L’Immigration and Customs Enforcement (ICE) demande l’expulsion d’un immigrant roumain reconnu coupable d’avoir abusé sexuellement d’un lycéen après avoir été libéré prématurément de prison.
Rebecca Fratilla-Illies reste en garde à vue après que l’ICE a demandé sa garde lorsque la police de Caroline du Nord a informé l’agence fédérale qu’elle avait arrêté un prédateur sexuel.
Fratila-Ilijes a été condamnée à 10 ans de prison pour crimes sexuels sur enfants en Virginie en décembre 2022, mais a été libérée prématurément. Après sa libération, elle a déménagé en Caroline du Nord.

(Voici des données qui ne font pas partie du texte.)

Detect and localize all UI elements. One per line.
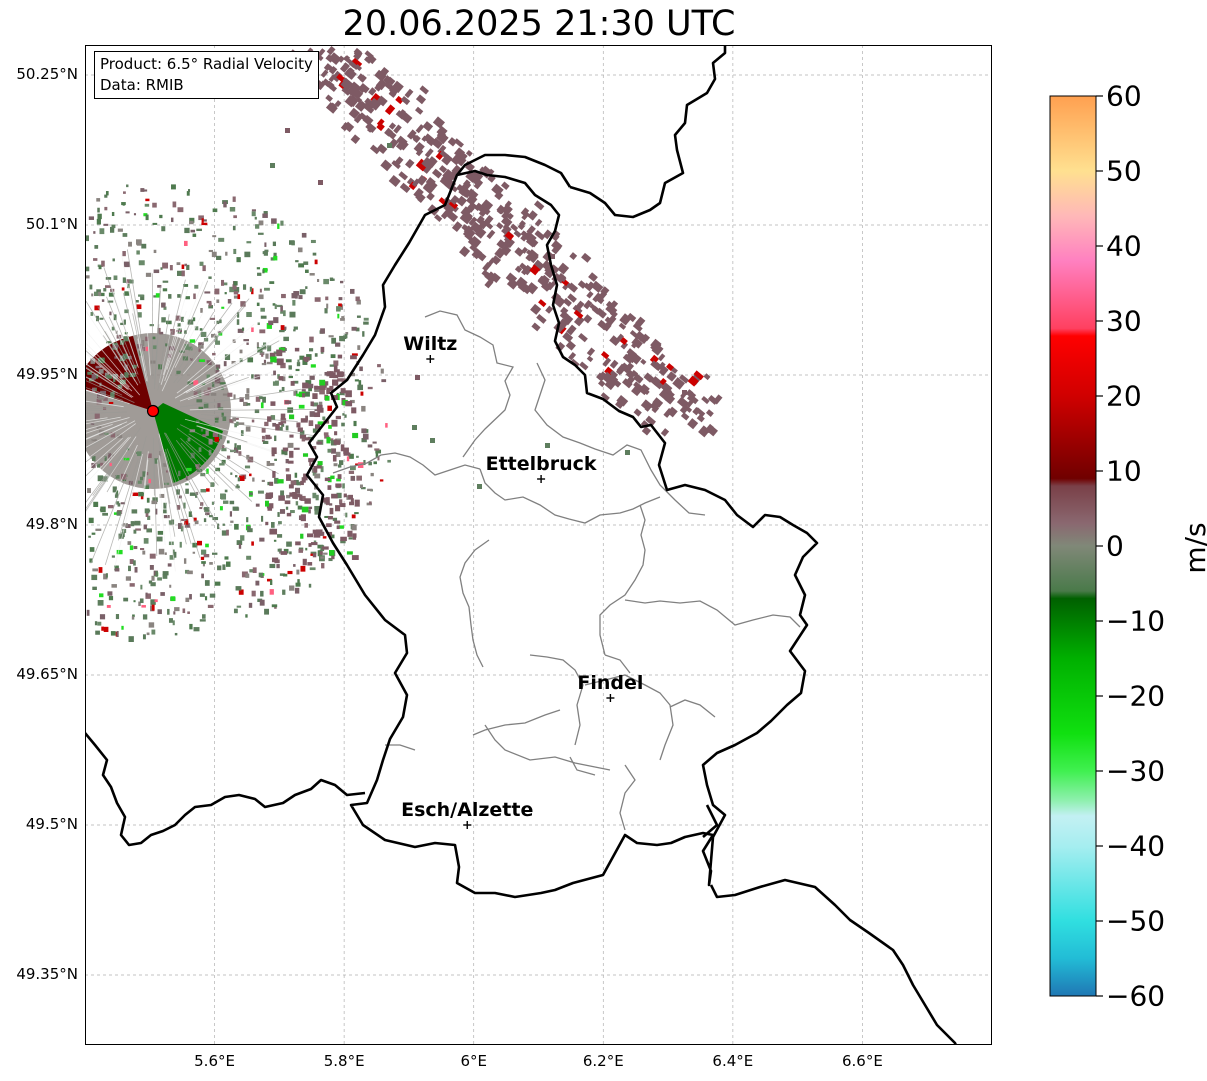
city-marker: Esch/Alzette	[401, 799, 533, 829]
product-label: Product: 6.5° Radial Velocity	[100, 55, 313, 73]
lat-tick-label: 49.65°N	[16, 665, 78, 683]
lon-tick-label: 6.6°E	[842, 1052, 883, 1070]
lon-tick-label: 6.2°E	[582, 1052, 624, 1070]
radar-map[interactable]: Wiltz Ettelbruck Findel Esch/Alzette	[85, 45, 992, 1045]
colorbar-tick-label: 0	[1106, 529, 1124, 563]
lon-tick-label: 5.6°E	[194, 1052, 235, 1070]
city-label: Esch/Alzette	[401, 799, 533, 821]
colorbar-tick-label: −50	[1106, 904, 1166, 938]
colorbar-tick-label: −20	[1106, 679, 1166, 713]
data-source-label: Data: RMIB	[100, 76, 184, 94]
lon-tick-label: 6.4°E	[712, 1052, 754, 1070]
colorbar-tick-label: 50	[1106, 154, 1142, 188]
colorbar-tick-label: 20	[1106, 379, 1142, 413]
lat-tick-label: 50.25°N	[16, 65, 78, 83]
radar-site-dot	[146, 404, 160, 418]
colorbar-tick-label: −40	[1106, 829, 1166, 863]
lat-tick-label: 49.5°N	[25, 815, 78, 833]
colorbar-tick-label: 30	[1106, 304, 1142, 338]
colorbar-unit-label: m/s	[1179, 522, 1207, 574]
radar-site-marker	[146, 404, 160, 418]
lon-tick-label: 6°E	[460, 1052, 487, 1070]
city-label: Wiltz	[403, 333, 457, 355]
map-frame-border	[85, 45, 992, 1045]
map-title: 20.06.2025 21:30 UTC	[342, 4, 736, 44]
city-markers: Wiltz Ettelbruck Findel Esch/Alzette	[401, 333, 643, 829]
product-info-box: Product: 6.5° Radial Velocity Data: RMIB	[94, 51, 319, 99]
colorbar-gradient	[1049, 95, 1097, 997]
city-label: Findel	[577, 672, 643, 694]
map-gridlines	[85, 45, 992, 1045]
colorbar-tick-label: 10	[1106, 454, 1142, 488]
colorbar-tick-label: −60	[1106, 979, 1166, 1013]
lat-tick-label: 49.35°N	[16, 965, 78, 983]
colorbar-tick-label: −10	[1106, 604, 1166, 638]
lat-tick-label: 49.8°N	[25, 515, 78, 533]
national-borders	[85, 45, 958, 1045]
city-marker: Wiltz	[403, 333, 457, 363]
city-marker: Ettelbruck	[486, 453, 597, 483]
canton-boundaries	[332, 310, 801, 831]
lat-tick-label: 49.95°N	[16, 365, 78, 383]
colorbar-tick-label: 60	[1106, 79, 1142, 113]
lat-tick-label: 50.1°N	[25, 215, 78, 233]
city-label: Ettelbruck	[486, 453, 597, 475]
lon-tick-label: 5.8°E	[323, 1052, 365, 1070]
colorbar	[1049, 95, 1103, 997]
colorbar-tick-label: 40	[1106, 229, 1142, 263]
map-canvas: Wiltz Ettelbruck Findel Esch/Alzette	[85, 45, 992, 1045]
colorbar-tick-label: −30	[1106, 754, 1166, 788]
city-marker: Findel	[577, 672, 643, 702]
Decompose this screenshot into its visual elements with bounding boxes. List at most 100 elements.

Les détails sur la nature du crime commis contre le garçon n’ont pas été divulgués.
Elle a été arrêtée le 12 mars par le bureau du shérif du comté de Guilford pour violation de probation, qui a ensuite été rejetée.
L’ICE a demandé que le ressortissant roumain soit détenu en attendant son expulsion.
Fratila-Ilies est arrivée aux États-Unis lorsqu’elle était enfant avec sa mère et a reçu une carte verte en 2006.
Sa carte verte a ensuite été invalidée après qu’il a été découvert que sa mère avait déposé une fausse demande de prestations, a indiqué l’ICE.
Fratila-Ilies devait initialement être expulsé en 2017 après ne pas s’être présenté à une audience d’immigration, mais il a ensuite fait appel de la décision. Un juge lui a permis de rester en 2022, avant qu’elle ne soit condamnée.
Rebecca Fratilla-Illies est en attente d’expulsion après avoir été arrêtée en mars pour violation de probation.
Elle est arrivée aux États-Unis avec sa mère lorsqu’elle était enfant et a reçu une carte verte, qui a ensuite été invalidée après que sa mère a déposé une fausse demande de prestations. Même si elle était ici légalement, le directeur de l’ICE, Todd Lyon, a déclaré que ses crimes la qualifiaient pour l’expulsion.
Le directeur de l’ICE, Todd M Lyon, a déclaré que même si elle était une résidente légale, son crime la rendait éligible à l’expulsion.
“Elle a été reconnue coupable de crimes sexuels contre un enfant, ce qui signifie qu’elle risque d’être expulsée”, a-t-il déclaré dans un communiqué.
Le Daily Mail a contacté Homeland Security, qui supervise l’ICE, pour obtenir de plus amples commentaires.